The Childcheck has for example been developed and tested for reliability on the basis of research, and its implementation in various settings has been encouraged. The Childcheck is part of the domestic violence and child abuse protocol.

Working with parents under the protocol

The revised domestic violence and child abuse protocol gives professionals the opportunity to report their suspicions earlier. This is happening on only a small scale, however. Teachers, for example find it too difficult to discuss their suspicions for fear of damaging the relationship of trust. The ‘Working with parents under the protocol’ learning studio developed by the Noord-Holland Regional Collaborative Knowledge Centre  looks at how the protocol can be used as an empowerment tool rather than as a way of pointing the finger.

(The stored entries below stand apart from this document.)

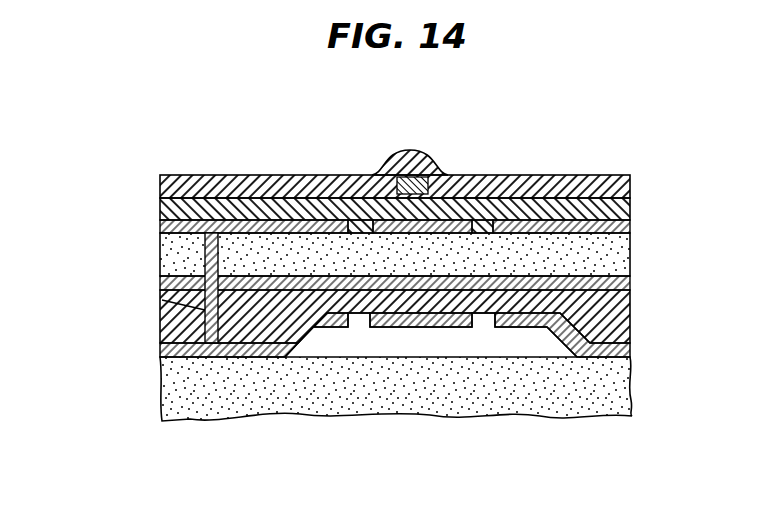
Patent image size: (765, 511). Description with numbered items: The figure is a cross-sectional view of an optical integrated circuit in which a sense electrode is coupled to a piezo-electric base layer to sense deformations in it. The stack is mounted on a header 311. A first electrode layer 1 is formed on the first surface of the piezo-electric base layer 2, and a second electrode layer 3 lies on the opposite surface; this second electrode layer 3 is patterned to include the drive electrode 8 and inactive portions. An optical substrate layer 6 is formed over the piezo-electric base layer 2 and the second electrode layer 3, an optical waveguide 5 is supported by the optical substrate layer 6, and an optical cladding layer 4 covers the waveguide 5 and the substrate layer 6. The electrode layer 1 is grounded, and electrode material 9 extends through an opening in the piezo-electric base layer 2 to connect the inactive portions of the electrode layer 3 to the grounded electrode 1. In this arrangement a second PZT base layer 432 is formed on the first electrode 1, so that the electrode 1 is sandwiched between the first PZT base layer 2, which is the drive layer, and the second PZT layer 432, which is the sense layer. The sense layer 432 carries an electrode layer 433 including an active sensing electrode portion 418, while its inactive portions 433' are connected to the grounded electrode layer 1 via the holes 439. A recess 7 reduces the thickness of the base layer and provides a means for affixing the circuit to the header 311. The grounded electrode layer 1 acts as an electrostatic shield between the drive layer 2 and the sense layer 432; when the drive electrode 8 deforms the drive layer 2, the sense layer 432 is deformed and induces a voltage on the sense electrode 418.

The first electrode layer 1 is at (162, 281).
The piezo-electric base layer 2 is at (630, 250).
The second electrode layer 3 is at (630, 222).
The optical cladding layer 4 is at (537, 176).
The optical waveguide 5 is at (447, 173).
The optical substrate layer 6 is at (630, 210).
The recess 7 is at (498, 340).
The drive electrode 8 is at (376, 224).
The electrode material 9 is at (205, 249).
The header 311 is at (396, 389).
The sense electrode 418 is at (425, 328).
The second PZT base layer 432 is at (630, 311).
The electrode layer 433 is at (190, 335).
The inactive portions 433' is at (491, 386).
The holes 439 is at (162, 300).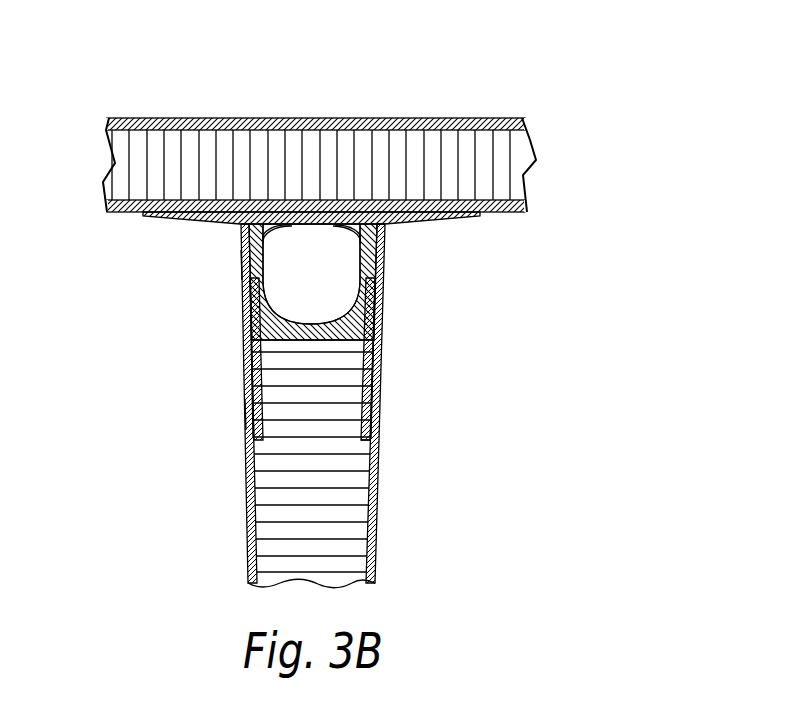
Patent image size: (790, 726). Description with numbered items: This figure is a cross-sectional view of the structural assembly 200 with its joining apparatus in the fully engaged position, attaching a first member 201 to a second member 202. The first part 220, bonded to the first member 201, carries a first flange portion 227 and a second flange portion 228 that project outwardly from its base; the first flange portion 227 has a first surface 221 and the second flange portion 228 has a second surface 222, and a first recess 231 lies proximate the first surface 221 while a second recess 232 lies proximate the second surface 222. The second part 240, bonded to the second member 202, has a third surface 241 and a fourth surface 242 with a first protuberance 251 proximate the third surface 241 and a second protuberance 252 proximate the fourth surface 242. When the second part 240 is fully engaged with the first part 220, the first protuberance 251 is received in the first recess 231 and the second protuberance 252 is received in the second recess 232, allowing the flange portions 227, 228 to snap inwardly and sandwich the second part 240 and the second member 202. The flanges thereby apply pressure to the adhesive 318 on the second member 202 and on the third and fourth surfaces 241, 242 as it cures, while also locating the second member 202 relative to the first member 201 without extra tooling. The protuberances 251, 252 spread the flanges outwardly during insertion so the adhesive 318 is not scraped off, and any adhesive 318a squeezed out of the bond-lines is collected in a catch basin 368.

Alert mechanisms for specific settings

Mechanisms are also being development and implemented for specific settings, such as the implementation of a national child abuse alert mechanism for Dutch hospitals (NSK), and a study of the validity and reliability of the Actuarial Risk Assessment Mechanism for Youth Protection (ARIJ). Mechanisms are also being developed to raise the alarm in the event of child abuse during pregnancy and in youth healthcare.

Talking to children about abuse

Taking someone into your confidence about the abuse you have suffered is also referred to as disclosure. It is not easy for children to talk about these experiences, so it is important that the child trusts the person they are talking to. Research has for example been conducted into providing information about child abuse at primary school and the competences teachers need to deal with disclosure of child abuse.

Putting a stop to child abuse and treating the effects

If child abuse is found to be taking place, it is important to put a stop to it, to treat the trauma it has caused, and to prevent any repetition. Various studies funded by ZonMw consider these elements of child abuse response. Several treatment methods have for example been studied, including EMDR, and also trauma treatments based on a ‘whole-system approach’, such as Integrative Team Treatment for Attachment Trauma in Children (IGT-K), NIKA and FITT.

Working together to tackle child abuse

What works when it comes to collaboration on the issue of domestic violence and child abuse? The Rotterdam Rijnmond and Gooi en Vechtstreek regions have identified what conditions must be met, and what effective collaboration means in practice.


A multidisciplinary approach to child abuse is becoming increasingly common. It has been the standard in Friesland for a long time. A study of MDA++ Friesland found that the frequency of child abuse and domestic violence decreased during the 12 months that MDA++ was used, and that children’s emotional safety was enhanced.

Growing up safely, at home

Vulnerable children growing up in an unsafe home situation must receive appropriate help as quickly as possible, together with their parents. The different problems require different kinds of expertise, offered in an integrated way. The C4Youth collaborative research and learning centre is working on a comprehensive approach.


In ‘high-conflict divorce’, separation is followed by years of conflict between parents, and all sight of the interests and welfare of their children is lost. This may have implications for the child, including stress, loyalty issues and loss of contact with a parent. Programmes exist to help prevent a divorce from becoming so complex, and to provide help if it does. These includes the  DivorceATLAS training course, which helps parents planning to divorce or already divorced to redefine their parenting role in their new situation


ZonMw works with the Ministry of Health, Welfare and Sport, the Ministry of Justice and Security, the WODC research and documentation centre, the Dutch Centre for Child Heatlh Services (NCJ), the Netherlands Youth Institute (NJi) and Augeo.